FNWA
- Founded: June 2017
- Headquarters: Melbourne
- Key people: Lara Watson, Coordinator, Kara Keys, ACTU Indigenous Officer
- Affiliations: ACTU
- Website: fnwa.org.au

= First Nations Workers Alliance =

Union for Indigenous Australians

The First Nations Workers Alliance (FNWA) was established in June 2017 to provide an individualised union for indigenous Australian members to be represented on a range of unique issues. The FNWA is parented by the Australian Council of Trade Unions (ACTU), and was launched under the union movements' renewed focus on indigenous working rights.

== Current campaigns ==
The FNWA is currently campaigning on behalf of the Aboriginal and Torres Strait Islander CDP workers, which the ACTU and the FNWA claim is racially discriminatory. The ACTU (head of the Alliance) has resolved to use all means available to the union to explore "legal and legislative challenges to the program, as well as the mobilization of campaign resources."

=== Community Development Program (CDP) ===
The Community Development Program (CDP) is a work-for-the-dole scheme used in remote communities for job seekers. Replacing the Remote Jobs and Communities Program in 2015, the program currently operates in "60 regions and more than 1,000 communities across Australia." As the program specifically targets remote areas, the main reasons for unemployment can be attributed to weak labour markets and difficulty gaining experience. The CDP requires job seekers to complete 25 hours of work per week for all weeks of the year, (currently due to be reduced to 20 hours per week in early 2019. These job services are provided in a range of activities for $11.60 an hour. These activities are aimed at improving the community and providing new skills for the job seekers.

As of 30 June 2018 the government states that the CDP "has supported remote job seekers into more than 25,584 Jobs" since the implementation of the program in 2015. The program currently has approximately 32,000 people registered, with more than 80% of workers being indigenous people in remote areas.

==== Criticism of the CDP ====
The CDP was referred to the Finance and public administration references committee for a Senate inquiry and report on 22 March 2017. The findings of the inquiry were handed down on 14 December 2017. The Senate inquiry handed down 22 recommendations, ranging from financial penalties to government support for remote communities.

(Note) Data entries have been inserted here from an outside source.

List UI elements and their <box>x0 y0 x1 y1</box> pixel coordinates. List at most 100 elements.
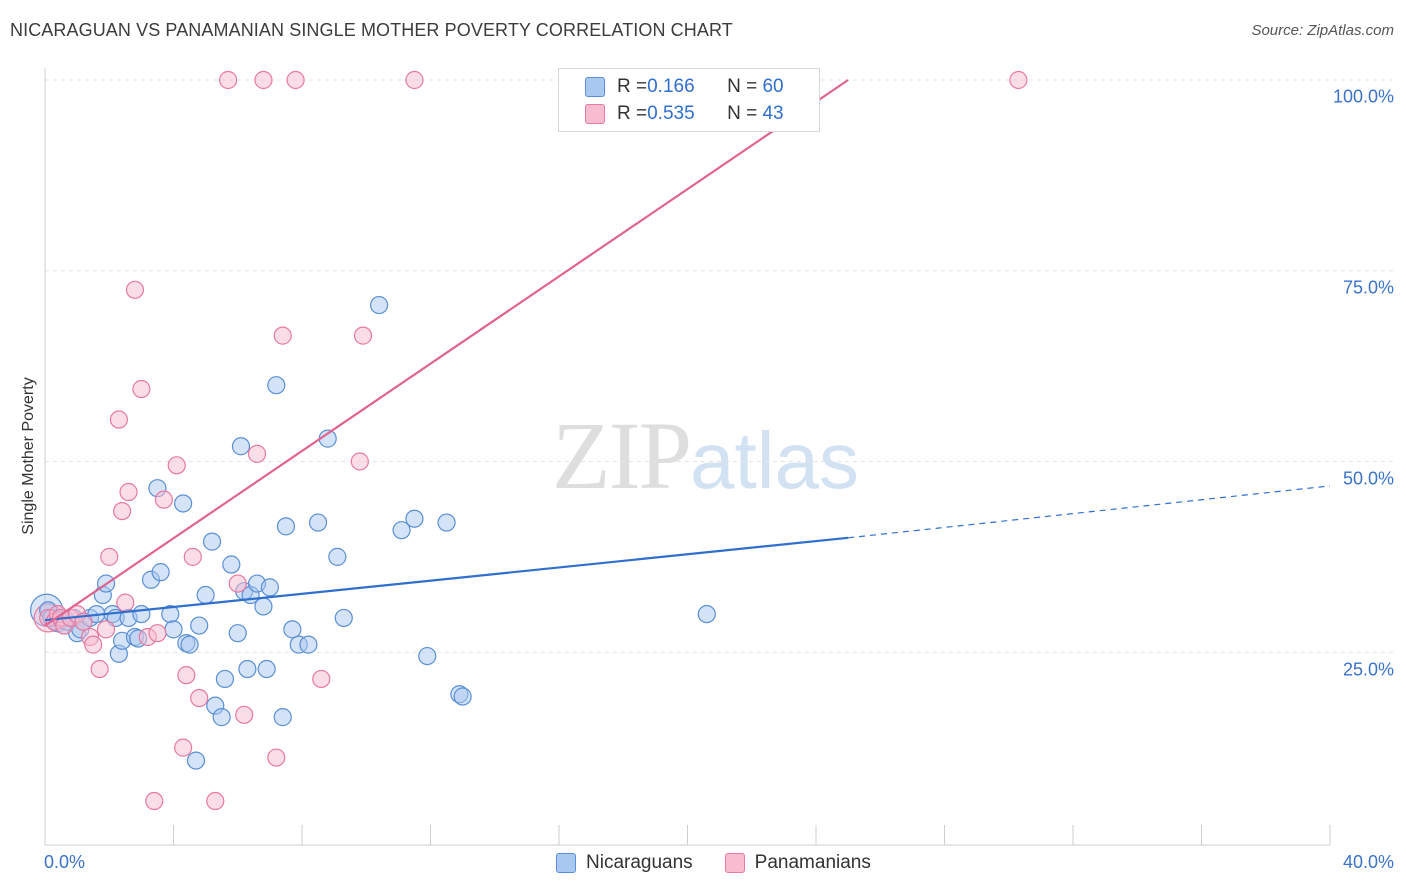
legend-item-nicaraguans[interactable]: Nicaraguans <box>556 852 693 874</box>
data-point-panamanians <box>190 688 209 708</box>
data-point-nicaraguans <box>308 513 328 532</box>
data-point-nicaraguans <box>164 620 183 639</box>
data-point-nicaraguans <box>132 604 151 624</box>
y-tick-label-100: 100.0% <box>1332 86 1394 107</box>
data-point-panamanians <box>235 705 254 724</box>
data-point-panamanians <box>1009 70 1028 90</box>
data-point-panamanians <box>286 70 305 90</box>
data-point-panamanians <box>247 444 267 463</box>
data-point-panamanians <box>219 70 238 90</box>
data-point-panamanians <box>167 456 186 475</box>
x-tick-label-max: 40.0% <box>1342 852 1394 872</box>
legend-item-panamanians[interactable]: Panamanians <box>724 852 871 874</box>
data-point-panamanians <box>125 280 145 299</box>
data-point-nicaraguans <box>231 437 251 456</box>
legend-row-panamanians: R = 0.535 N = 43 <box>585 102 784 126</box>
legend-n-label: N = <box>727 76 763 97</box>
data-point-nicaraguans <box>453 687 472 706</box>
data-point-panamanians <box>206 791 225 811</box>
data-point-panamanians <box>353 326 373 345</box>
data-point-panamanians <box>273 326 292 345</box>
data-point-nicaraguans <box>273 708 292 727</box>
data-point-panamanians <box>174 738 193 757</box>
data-point-nicaraguans <box>196 585 215 605</box>
data-point-panamanians <box>254 70 273 90</box>
data-point-nicaraguans <box>276 517 296 536</box>
source-label: Source: ZipAtlas.com <box>1251 22 1394 39</box>
legend-swatch-blue <box>585 77 605 97</box>
data-point-nicaraguans <box>328 547 347 566</box>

The report also concluded that "The committee is of the view that CDP cannot and should not continue in its current form. A new program needs to be developed which moves away from a centralised, top-down administration in which communities are told what to do and move towards a model where the local communities are empowered to make decisions that are best for them."

Financial penalties for workers on CDP are one of the biggest areas of concern for the FNWA. Those currently under the care of the CDP receive different penalties for missing or refusing suitable work than those on Newstart in major cities. As the vast majority of recipients of CDP are indigenous, the differing requirement for financial penalties are regarded by the FNWA as "racially discriminatory".

Since the program was rolled out in 2015, "more than 340,000 fines have been issued to people enrolled in the Community Development Program". The financial penalties currently being handed out under the CDP are more frequent, as the CDP has seen a "740% increase in financial penalties since it replaced the previous remote job and communities program in 2015." Pro Bono News Australia reported that "CDP participants currently have to work up to 500 hours more per year than those covered by metropolitan work-for-the-dole programs, and were 25 times more likely to be fined than other work-for-the-dole participant". The Senate committee responsible for the inquiry into the CDP reported in the recommendations:

That the Australian Government immediately replace the current CDP compliance and penalty regime with obligations that are no more onerous than those of other income support recipients. CDP participants must have the same legal rights and other responsibilities as other income support participants, taking into account special circumstances such as remote locations and cultural obligations. The FNWA considers the change in fines and the inconsistency in penalty sanctions between CDP workers and those on city-based work-for-the-dole projects "racially discriminatory".